Is it possible to write a type trait to check if a class has a copy constructor, that works even on abstract classes?

std::is_copy_constructible can't be used here, because abstract classes are not constructible. std::is_copy_assignable is a reasonable approximation, but would fail for quirky classes that have a copy constructor but not a copy assignment, or the other way around.

---

Why I need it: I have a unique_ptr -like class that, among other things, uses type erasure to allow deep-copying. Deep-copying (both constructing and assigning) requires the stored type to have a copy constructor. Since you might also want to store non-copyable classes in it, the smart pointer currently stops being copyable if its template parameter is not copy-constructible... which inadvertently disables copying if the template parameter is an abstract class, even if it does have a copy constructor.

Answer 1

Deep copying of a dynamic type through a pointer to a base type (whether a unique_ptr is involved or not) should be invoked through a virtual member function that is accessible through the base type. You should not be trying to deep copy a dynamic type through a pointer to a base type with a copy constructor, so the presence or absence of a copy constructor should be irrelevant to your code.

In any case, any expression which would check for the presence of a copy constructor would by definition have to be constructing a value of that type. And if is abstract, then that can't happen; any such expression is already invalid on that base. There isn't really a way around that.

---

Deep-copying (both constructing and assigning) requires the stored type to have a copy constructor.
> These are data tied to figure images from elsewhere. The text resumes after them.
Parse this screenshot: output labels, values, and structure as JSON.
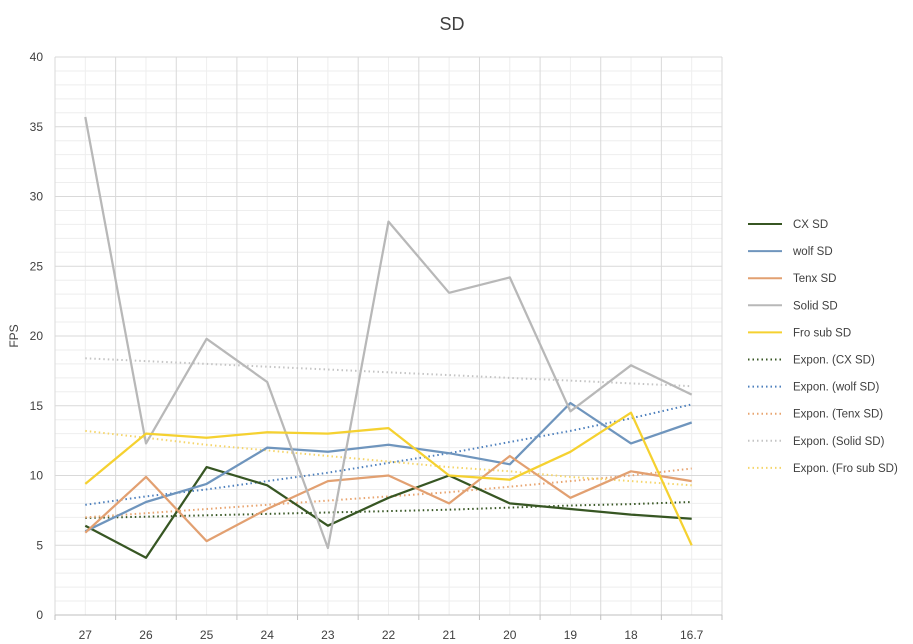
{
  "chart_data": {
    "type": "line",
    "title": "SD",
    "xlabel": "",
    "ylabel": "FPS",
    "ylim": [
      0,
      40
    ],
    "yticks": [
      "0",
      "5",
      "10",
      "15",
      "20",
      "25",
      "30",
      "35",
      "40"
    ],
    "categories": [
      "27",
      "26",
      "25",
      "24",
      "23",
      "22",
      "21",
      "20",
      "19",
      "18",
      "16.7"
    ],
    "grid": true,
    "legend_position": "right",
    "series": [
      {
        "name": "CX SD",
        "color": "#375623",
        "style": "solid",
        "values": [
          6.4,
          4.1,
          10.6,
          9.3,
          6.4,
          8.4,
          10.0,
          8.0,
          7.6,
          7.2,
          6.9
        ]
      },
      {
        "name": "wolf SD",
        "color": "#6f95bd",
        "style": "solid",
        "values": [
          6.0,
          8.1,
          9.4,
          12.0,
          11.7,
          12.2,
          11.6,
          10.8,
          15.2,
          12.3,
          13.8
        ]
      },
      {
        "name": "Tenx SD",
        "color": "#e2a071",
        "style": "solid",
        "values": [
          5.9,
          9.9,
          5.3,
          7.6,
          9.6,
          10.0,
          8.0,
          11.4,
          8.4,
          10.3,
          9.6
        ]
      },
      {
        "name": "Solid SD",
        "color": "#b8b8b8",
        "style": "solid",
        "values": [
          35.7,
          12.3,
          19.8,
          16.7,
          4.8,
          28.2,
          23.1,
          24.2,
          14.6,
          17.9,
          15.8
        ]
      },
      {
        "name": "Fro sub SD",
        "color": "#f5d130",
        "style": "solid",
        "values": [
          9.4,
          13.0,
          12.7,
          13.1,
          13.0,
          13.4,
          10.0,
          9.7,
          11.7,
          14.5,
          5.0
        ]
      },
      {
        "name": "Expon. (CX SD)",
        "color": "#375623",
        "style": "dotted",
        "values": [
          6.95,
          7.05,
          7.15,
          7.25,
          7.35,
          7.45,
          7.55,
          7.7,
          7.85,
          7.95,
          8.1
        ]
      },
      {
        "name": "Expon. (wolf SD)",
        "color": "#4e80bd",
        "style": "dotted",
        "values": [
          7.9,
          8.5,
          9.0,
          9.6,
          10.2,
          10.9,
          11.6,
          12.4,
          13.2,
          14.1,
          15.1
        ]
      },
      {
        "name": "Expon. (Tenx SD)",
        "color": "#e8a46f",
        "style": "dotted",
        "values": [
          7.0,
          7.3,
          7.6,
          7.9,
          8.2,
          8.5,
          8.8,
          9.2,
          9.6,
          10.0,
          10.5
        ]
      },
      {
        "name": "Expon. (Solid SD)",
        "color": "#c4c4c4",
        "style": "dotted",
        "values": [
          18.4,
          18.2,
          18.0,
          17.8,
          17.6,
          17.4,
          17.2,
          17.0,
          16.8,
          16.6,
          16.4
        ]
      },
      {
        "name": "Expon. (Fro sub SD)",
        "color": "#f5d56a",
        "style": "dotted",
        "values": [
          13.2,
          12.7,
          12.2,
          11.8,
          11.4,
          11.0,
          10.6,
          10.3,
          9.9,
          9.6,
          9.3
        ]
      }
    ]
  }
}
No, it doesn't. A type being deep copyable merely requires that the stored type have some mechanism to create a proper dynamic instance of itself, which may be of some other type. You are choosing to require the presence of a copy constructor.

The correct solution is to stop making choices that make your solution harder/impossible. The type being pointed to can be one of three cases:

1. The user doesn't want to be able to copy this type.
2. The user wants to be able to copy this type.
3. The user wants to be able to copy any object of a dynamic type that (visibly) inherits from this type. Let us call this "cloning".

How you divine clonable from non-copyable and copyable is up to you, but it has to be something explicit which the creator of that type has made possible. You can't just assume the user's intent; they have to tell you in some way. And that determination needs to be in some way intrinsic to the type in question. If you want a user to be able to take a type they don't own and forces it to be clonable, then you can use a traits class to allow them to declare that intent from outside of the class itself.

Ultimately, it makes no sense for clonability to be a runtime property. It makes no sense for a type to sometimes be clonable and sometimes not. Even if the cloning operation itself comes through a function pointer that is given to the pointer (I have no idea why you'd want that, since how you clone a type shouldn't be different for different instances of the pointer that use the same type), the determination about whether the type uses normal copying or cloning should be an intrinsic and explicit property of the type.